Hi Or,
We're testing our rdma kernel module, the tests is load module, create
RDMA connection, do some traffic, and unload module.
No mlx4_en involved, in fact we disable mlx4_en in kernel build,
because we don't need that.
I did some debug with gdb:
(gdb)list *mlx4_test_interrupts+0x84a
0xb0ea is in mlx4_eq_int (drivers/net/ethernet/mellanox/mlx4/eq.c:517).
512 in drivers/net/ethernet/mellanox/mlx4/eq.c
513 switch (eqe->type) {
514 case MLX4_EVENT_TYPE_COMP:
515 cqn = be32_to_cpu(eqe->event.comp.cqn) & 0xffffff;
516 mlx4_cq_completion(dev, cqn);
517 break;
(gdb) list *mlx4_cq_completion+0x96
0x9486 is in mlx4_cq_completion (drivers/net/ethernet/mellanox/mlx4/cq.c:117).
(gdb) list *mlx4_ib_destroy_ah+0x37
0x4e7 is in mlx4_ib_cq_comp (drivers/infiniband/hw/mlx4/cq.c:50).
static void mlx4_ib_cq_comp(struct mlx4_cq *cq)
47 {
48 struct ib_cq *ibcq = &to_mibcq(cq)->ibcq;
49 ibcq->comp_handler(ibcq, ibcq->cq_context);
50 }
Looks like cq use-after-free? I have no idea where.
Regards
Jack
2015-07-08 14:19 GMT+02:00 Or Gerlitz <ogerlitz@xxxxxxxxxxxx>:
> On 7/8/2015 12:42 PM, Jack Wang wrote:
>
>> We're using MLX OFED 2.4-1.0.4 together on top of 3.18.14.
>
>
> So this list is for upstream things.. still, let's see
>
>
>> We hit bug below spontaneously, our test trigger this bug around 1 in 5
>> times.
>
>
> and what is your test if I may ask?!
>
>
>
>> HCA 'mlx4_0'
>> CA type: MT26428
>> Number of ports: 2
>> Firmware version: 2.9.1000
>> Hardware version: b0
>>
>> Could you offer some insight, could this be a old bug already fixed,
>> if so, could you point me the link, I can port to our kernel. thanks.
>>
>> [ 657.723842] BUG: unable to handle kernel at ffffffffa02be210
>> [ 657.724245] IP: [<ffffffffa02be210>] 0xffffffffa02be210
>> [ 657.724539] PGD 1c15067
>> [ 657.725162] Oops: 0010 [#1]
>> [ 657.725657] Modules linked in: ib_ipoib ib_uverbs ib_umad mlx4_ib
>> rdma_cm iw_cm ib_cm ib_sa ib_mad ib_core ib_addr ipv6 null_blk loop
>> amd64_edac_mod k10temp fam15h_power edac
>> _core button microcode hid_generic usbhid hid igb hwmon i2c_algo_bit
>> i2c_core dca ahci ptp libahci ohci_pci pps_core mlx4_core ohci_hcd
>> libata [last unloaded: ibtrs_server]
>> [ 657.731897] CPU: 0 PID: 337 Comm: kworker/u128:1 Tainted: G
>> O 3.18.14-1-ibnbd-debug #1
>> [ 657.732049] Hardware name: Supermicro BHQGE/BHQGE, BIOS 3.00
>> 10/24/2012
>> [ 657.732199] Workqueue: ib_mad1 ib_mad_complete_send_wr [ib_mad]

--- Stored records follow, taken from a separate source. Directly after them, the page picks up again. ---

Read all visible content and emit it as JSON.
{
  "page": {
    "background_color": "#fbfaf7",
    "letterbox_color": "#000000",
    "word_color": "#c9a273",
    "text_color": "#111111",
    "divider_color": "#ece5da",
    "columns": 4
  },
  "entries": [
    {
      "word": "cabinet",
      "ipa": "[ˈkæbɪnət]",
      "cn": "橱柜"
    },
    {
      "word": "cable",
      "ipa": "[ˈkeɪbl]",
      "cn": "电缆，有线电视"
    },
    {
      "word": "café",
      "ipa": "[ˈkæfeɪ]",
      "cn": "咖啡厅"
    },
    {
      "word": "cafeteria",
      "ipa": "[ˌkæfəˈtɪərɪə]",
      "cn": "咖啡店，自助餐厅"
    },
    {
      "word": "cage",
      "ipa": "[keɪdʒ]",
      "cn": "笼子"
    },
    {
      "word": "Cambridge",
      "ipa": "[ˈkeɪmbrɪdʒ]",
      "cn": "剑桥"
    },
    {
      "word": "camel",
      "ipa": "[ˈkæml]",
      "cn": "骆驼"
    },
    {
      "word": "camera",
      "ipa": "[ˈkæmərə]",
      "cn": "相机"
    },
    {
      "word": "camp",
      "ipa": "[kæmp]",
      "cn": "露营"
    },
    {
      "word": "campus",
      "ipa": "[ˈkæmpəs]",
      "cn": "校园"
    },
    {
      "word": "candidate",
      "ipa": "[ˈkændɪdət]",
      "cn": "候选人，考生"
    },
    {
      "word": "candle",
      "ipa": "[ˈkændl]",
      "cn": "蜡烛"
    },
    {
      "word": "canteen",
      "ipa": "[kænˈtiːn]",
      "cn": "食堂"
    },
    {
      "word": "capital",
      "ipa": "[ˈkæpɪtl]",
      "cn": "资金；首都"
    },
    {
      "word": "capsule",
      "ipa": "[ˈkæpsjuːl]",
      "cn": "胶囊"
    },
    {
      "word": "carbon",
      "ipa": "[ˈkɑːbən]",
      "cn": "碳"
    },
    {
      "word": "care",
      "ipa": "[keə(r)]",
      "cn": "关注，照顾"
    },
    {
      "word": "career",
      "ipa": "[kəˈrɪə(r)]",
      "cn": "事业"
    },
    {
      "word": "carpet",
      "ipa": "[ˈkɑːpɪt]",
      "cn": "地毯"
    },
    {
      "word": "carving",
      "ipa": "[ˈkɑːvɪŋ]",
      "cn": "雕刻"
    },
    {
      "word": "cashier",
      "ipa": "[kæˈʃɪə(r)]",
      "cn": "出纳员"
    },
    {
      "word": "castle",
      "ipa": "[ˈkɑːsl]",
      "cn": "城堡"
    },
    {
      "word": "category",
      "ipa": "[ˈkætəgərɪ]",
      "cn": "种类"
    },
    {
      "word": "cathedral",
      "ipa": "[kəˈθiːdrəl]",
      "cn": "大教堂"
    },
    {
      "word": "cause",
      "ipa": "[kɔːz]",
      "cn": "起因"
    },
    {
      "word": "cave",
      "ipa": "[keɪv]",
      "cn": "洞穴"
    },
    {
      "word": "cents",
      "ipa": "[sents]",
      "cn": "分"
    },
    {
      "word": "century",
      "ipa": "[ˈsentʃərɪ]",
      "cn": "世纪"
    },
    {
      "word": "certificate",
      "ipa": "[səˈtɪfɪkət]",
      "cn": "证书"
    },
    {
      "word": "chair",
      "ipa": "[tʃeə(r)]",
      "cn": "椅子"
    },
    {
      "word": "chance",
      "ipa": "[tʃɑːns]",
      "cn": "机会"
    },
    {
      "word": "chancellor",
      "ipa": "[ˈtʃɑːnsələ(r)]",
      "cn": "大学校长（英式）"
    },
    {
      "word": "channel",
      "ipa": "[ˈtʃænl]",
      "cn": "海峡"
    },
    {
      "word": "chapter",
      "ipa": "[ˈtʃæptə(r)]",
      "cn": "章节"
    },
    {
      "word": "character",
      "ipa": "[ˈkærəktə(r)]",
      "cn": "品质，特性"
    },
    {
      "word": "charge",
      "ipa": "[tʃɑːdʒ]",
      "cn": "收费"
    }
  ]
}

>> [ 657.732464] task: ffff880415bea1f0 ti: ffff880415420000 task.ti:
>> ffff880415420000
>> [ 657.732610] RIP: 0010:[<ffffffffa02be210>] [<ffffffffa02be210>]
>> 0xffffffffa02be210
>> [ 657.732959] RSP: 0018:ffff880417c03d00 EFLAGS: 00010006
>> [ 657.733193] RAX: ffff8803bc5fc4d8 RBX: ffff8803bc5fc4d8 RCX:
>> 0000000000000000
>> [ 657.733416] RDX: ffff880415bea9e0 RSI: ffff8803d8dcd388 RDI:
>> ffff8803bc5fc4a8
>> [ 657.736094] RBP: ffff880417c03d08 R08: 0000000000000000 R09:
>> ffff880415bea9b8
>> [ 657.736317] R10: 0000000000000000 R11: 0000000000000000 R12:
>> ffff8800d3b00000
>> [ 657.736543] R13: 00000000000000c5 R14: 0000000000000000 R15:
>> 0000000000000020
>> [ 657.736800] FS: 00007f2f05b5f700(0000) GS:ffff880417c00000(0000)
>> knlGS:0000000000000000
>> [ 657.737109] CS: 0010 DS: 0000 ES: 0000 CR0: 000000008005003b
>> [ 657.737330] CR2: ffffffffa02be210 CR3: 000000180d76f000 CR4:
>> 00000000000407f0
>> [ 657.737555] Stack:
>> [ 657.737758] ffffffffa01d84b7 ffff880417c03d48 ffffffffa004a486
>> ffffffffa004a3f5
>> [ 657.738546] ffffffff81c194e0 0000000000000000 00000000c5000000
>> ffff8804136001c0
>> [ 657.739360] ffff8800d3b00000 ffff880417c03e18 ffffffffa004c0ea
>> 0000000000000002
>> [ 657.740149] Call Trace:
>> [ 657.740385] <IRQ>
>> [ 657.740514] [<ffffffffa01d84b7>] ? mlx4_ib_destroy_ah+0x37/0x360
>> [mlx4_ib]
>> [ 657.741093] [<ffffffffa004a486>] mlx4_cq_completion+0x96/0xe0
>> [mlx4_core]
>> [ 657.741330] [<ffffffffa004a3f5>] ? mlx4_cq_completion+0x5/0xe0
>> [mlx4_core]
>> [ 657.741594] [<ffffffffa004c0ea>] mlx4_test_interrupts+0x84a/0x1100
>> [mlx4_core]
>
>
> mlx4_test_interrupts is called from the mlx4_en ethtool selftest handler, so
> you are
> calling it while X (what?) is done in parallel?
>
>
>
>
>> [ 657.741908] [<ffffffff8109f37a>] ? __lock_acquire.isra.28+0x3aa/0xcb0
>>
>> [ 657.742142] [<ffffffffa004c904>]
>> mlx4_test_interrupts+0x1064/0x1100 [mlx4_core]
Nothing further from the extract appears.